Don't become a moving company victim

Investigate a mover for bait and switch pricing and other illegal practices before booking

Published: September 05, 2014 06:00 AM

A recent complaint New Jersey officials filed against a moving company illustrates why you must investigate movers carefully before deciding which one you’ll trust to handle you possessions.

The complaint, filed in state superior court against Fair Lawn-based Moving Max and two of its principals, contains the same concerns we’ve seen moving company customers express many times before.

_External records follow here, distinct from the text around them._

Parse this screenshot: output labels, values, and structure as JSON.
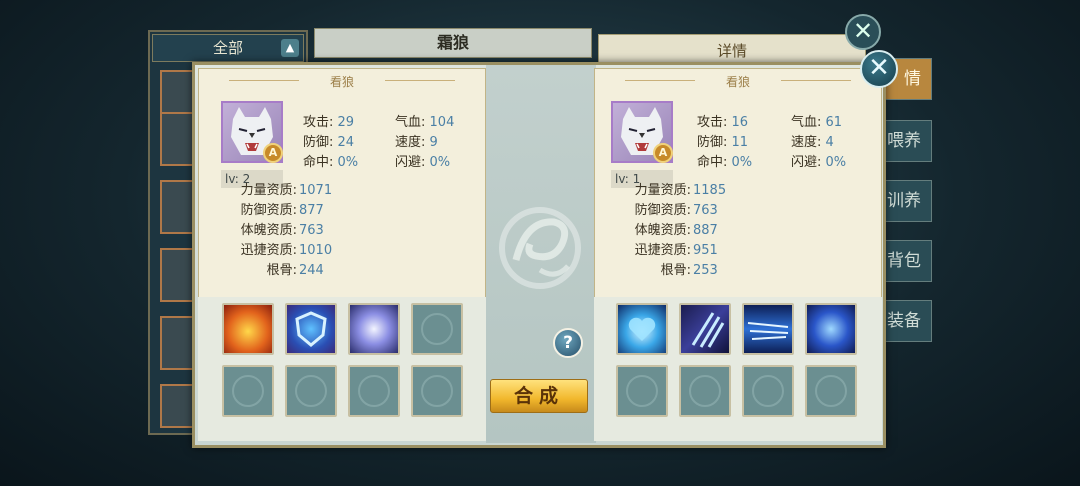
{
  "background": {
    "filter_label": "全部",
    "pet_title": "霜狼",
    "detail_tab": "详情",
    "side_tabs": [
      "情",
      "喂养",
      "训养",
      "背包",
      "装备"
    ]
  },
  "left_pet": {
    "title": "看狼",
    "grade": "A",
    "level": "lv: 2",
    "stats": [
      {
        "label": "攻击:",
        "value": "29"
      },
      {
        "label": "气血:",
        "value": "104"
      },
      {
        "label": "防御:",
        "value": "24"
      },
      {
        "label": "速度:",
        "value": "9"
      },
      {
        "label": "命中:",
        "value": "0%"
      },
      {
        "label": "闪避:",
        "value": "0%"
      }
    ],
    "aptitudes": [
      {
        "label": "力量资质:",
        "value": "1071"
      },
      {
        "label": "防御资质:",
        "value": "877"
      },
      {
        "label": "体魄资质:",
        "value": "763"
      },
      {
        "label": "迅捷资质:",
        "value": "1010"
      },
      {
        "label": "根骨:",
        "value": "244"
      }
    ],
    "skills": [
      "fire-tiger-skill-icon",
      "shield-skill-icon",
      "vortex-skill-icon"
    ]
  },
  "right_pet": {
    "title": "看狼",
    "grade": "A",
    "level": "lv: 1",
    "stats": [
      {
        "label": "攻击:",
        "value": "16"
      },
      {
        "label": "气血:",
        "value": "61"
      },
      {
        "label": "防御:",
        "value": "11"
      },
      {
        "label": "速度:",
        "value": "4"
      },
      {
        "label": "命中:",
        "value": "0%"
      },
      {
        "label": "闪避:",
        "value": "0%"
      }
    ],
    "aptitudes": [
      {
        "label": "力量资质:",
        "value": "1185"
      },
      {
        "label": "防御资质:",
        "value": "763"
      },
      {
        "label": "体魄资质:",
        "value": "887"
      },
      {
        "label": "迅捷资质:",
        "value": "951"
      },
      {
        "label": "根骨:",
        "value": "253"
      }
    ],
    "skills": [
      "heart-skill-icon",
      "claw-skill-icon",
      "wind-skill-icon",
      "whirlwind-skill-icon"
    ]
  },
  "help_label": "?",
  "merge_label": "合成",
  "close_glyph": "✕",
  "colors": {
    "stat_value": "#4a7fa5",
    "grade": "#c78a2a",
    "merge": "#f1b72c"
  }
}
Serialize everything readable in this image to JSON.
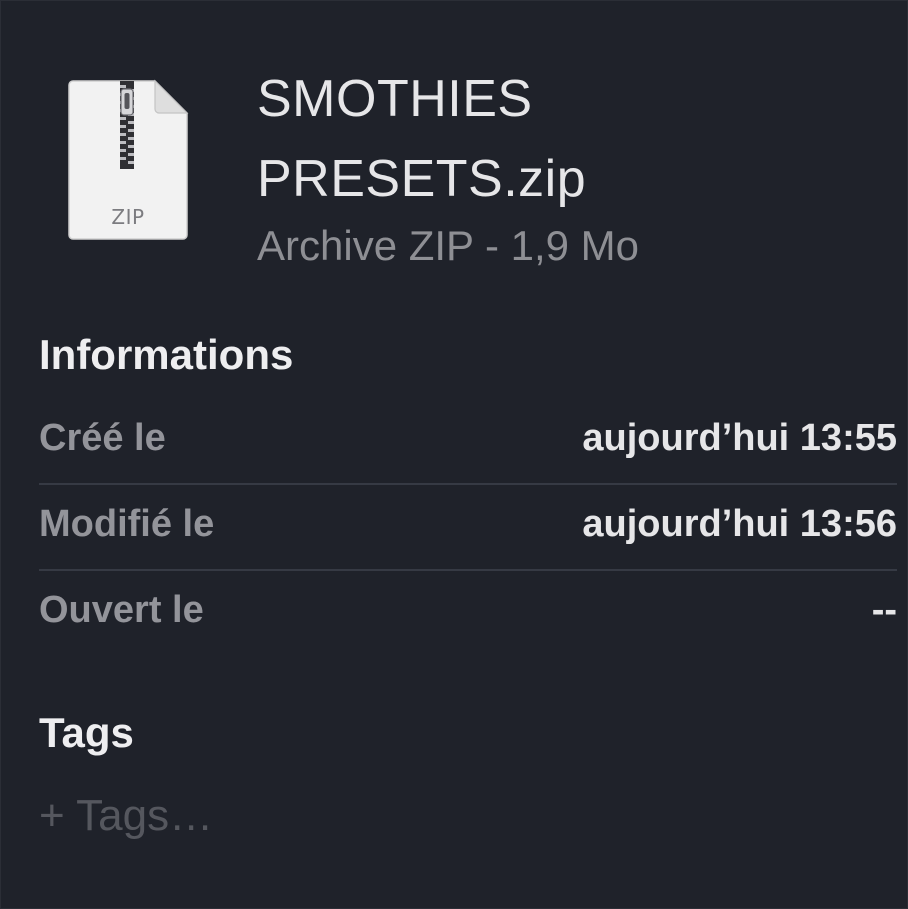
{
  "file": {
    "name": "SMOTHIES PRESETS.zip",
    "kind_and_size": "Archive ZIP - 1,9 Mo",
    "icon": "zip-archive-icon",
    "icon_label": "ZIP"
  },
  "informations": {
    "heading": "Informations",
    "rows": [
      {
        "label": "Créé le",
        "value": "aujourd’hui 13:55"
      },
      {
        "label": "Modifié le",
        "value": "aujourd’hui 13:56"
      },
      {
        "label": "Ouvert le",
        "value": "--"
      }
    ]
  },
  "tags": {
    "heading": "Tags",
    "placeholder": "+ Tags…"
  },
  "colors": {
    "background": "#1f222a",
    "primary_text": "#e6e6e8",
    "secondary_text": "#93949a",
    "divider": "#363a44",
    "placeholder_text": "#55575e"
  }
}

Among them is the alleged use of bait and switch tactics in which a mover provides a low-ball estimate and then later threatens to hold onto the customer’s possessions unless additional payment is made.

In the complaint, the state said Moving Max initially quotes prices ranging from $225 to $921 but inflated the amounts to $500 to $1,665 once the move was completed.

“When shocked customers protested these amounts, the defendants allegedly threatened to drive off and retain the consumers' personal belongings until payment was made by cash or money order,” the state said in announcing the complaint, which was filed by the state attorney general's office and Division of Consumer Affairs

The state said Moving Max based the additional charges on carrying furniture on stairs, travel times, the use of packing tape and blankets that the state said were unnecessary or actually used, and an “EPA” fee that was not included in the company’s filed tariffs, as required.

The complaint also accused the company of failing to conduct premove inspections and provide written estimates, formal contracts, and a state-mandated moving brochure. In addition, the state accused Moving Max of intentionally concealing contract forms so that customers could not adequately read them before signing.

The state said it had received 15 complaints against the company, involving an estimated $12,772 in overcharges.

The company has an “F” rating with the Better Business Bureau, in part for failing to respond to seven consumer complaints.

When we tried to reach the company, the listed number was out of service. Perhaps that's a good sign for consumers. 

For more information, read "Protect Yourself From Moving Scams."

What to do

Complaints against moving companies are all too common. Many involve unlicensed, rogue movers that prey on consumers who don’t know how to check out moving companies and don't understand their rights under state and federal laws.

Here is how you can protect yourself.

  • Get references. Check with friends, family, and/or reliable real estate agents.
  • Get multiple estimates. Obtain estimates from at least three companies.
  • Verify licensing. Interstate movers are licensed by the Federal Motor Carrier Safety Administration, which offers additional information on how to screen companies. The site also has a list of state regulators who oversee in-state movers.
  • Check for complaints. The federal website and some state regulatory sites list complaints against movers. Also check the Better Business Bureau, and search with the company’s name to find reviews and complaints on online forums and complaint websites.
  • Know your rights. The federal government and some states require movers to provide booklets explaining your rights. Read the free brochure “Your Rights and Responsibilities When You Move.” Although it doesn’t apply to in-state movers, this brochure is a must-read for all. Also check the consumer information on the American Moving & Storage Association’s website.
  • Complain. If a mover violates the law, file a complaint with the state or federal licensing agency and the Better Business Bureau. If a mover won’t release your possessions in an illegal attempt to up the amount you owe, call the police.